En Estados Unidos, la Border Patrol opera centros de detención conocidos como “icebox” por sus siglas de Immigration and Customs Enforcement, pero también por las temperaturas propositivamente bajas con las que se amedrenta a los migrantes. En noches de invierno, la Terminal 1 del aeropuerto de Barajas ofrece un servicio similar.
El autobús tardó tanto en llegar al avión que parecía que íbamos a despegar en Toledo. Luego de esa dilatada travesía nadie podía acudir al mezquino recurso de pensar que la gente business se había “enfriado más”. El resfrío era democrático: el que no tosía estornudaba.

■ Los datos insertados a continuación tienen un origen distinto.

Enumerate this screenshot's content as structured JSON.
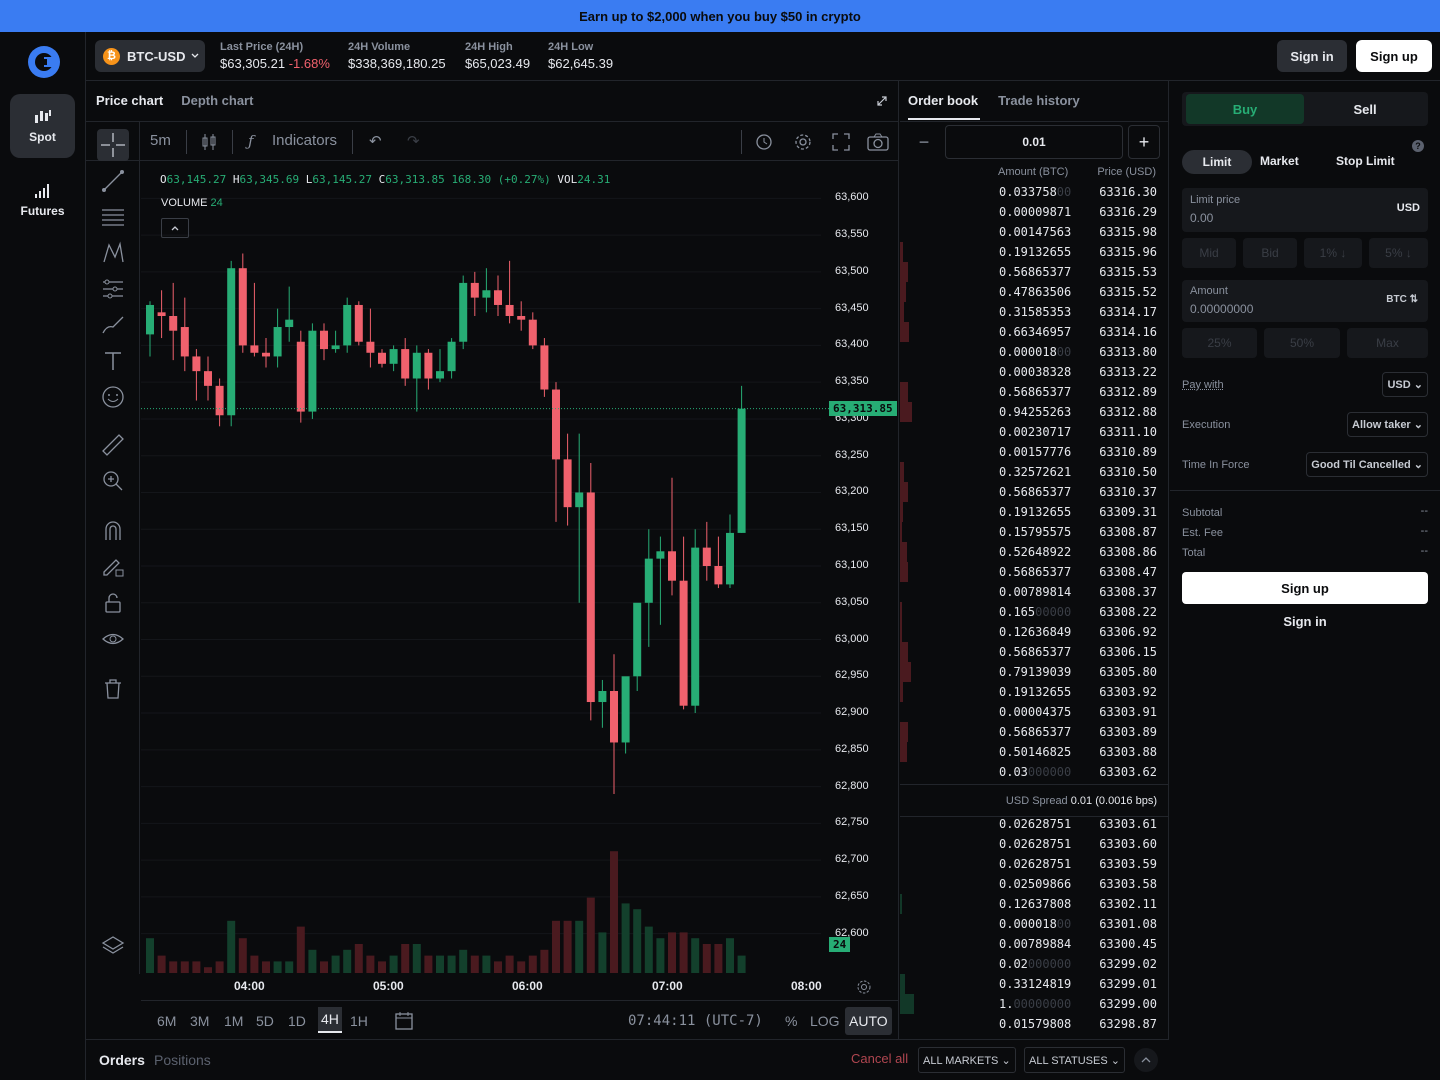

El aeropuerto de Barajas lleva el nombre oficial de Adolfo Suárez, Presidente que condujo a España a la democracia. Hay cierta lógica en que un espacio dedicado a trasladar personas honre a un protagonista del periodo conocido como “la transición”; sin embargo, en el gélido autobús, entendimos que ese proceso puede ser arduo.
Un par de horas después, durante la cena, el mundo se redujo a la disyuntiva de pedir pasta o pollo. Quizá en el futuro la aviación perfeccione sus atenciones y permita escoger un virus para el vuelo.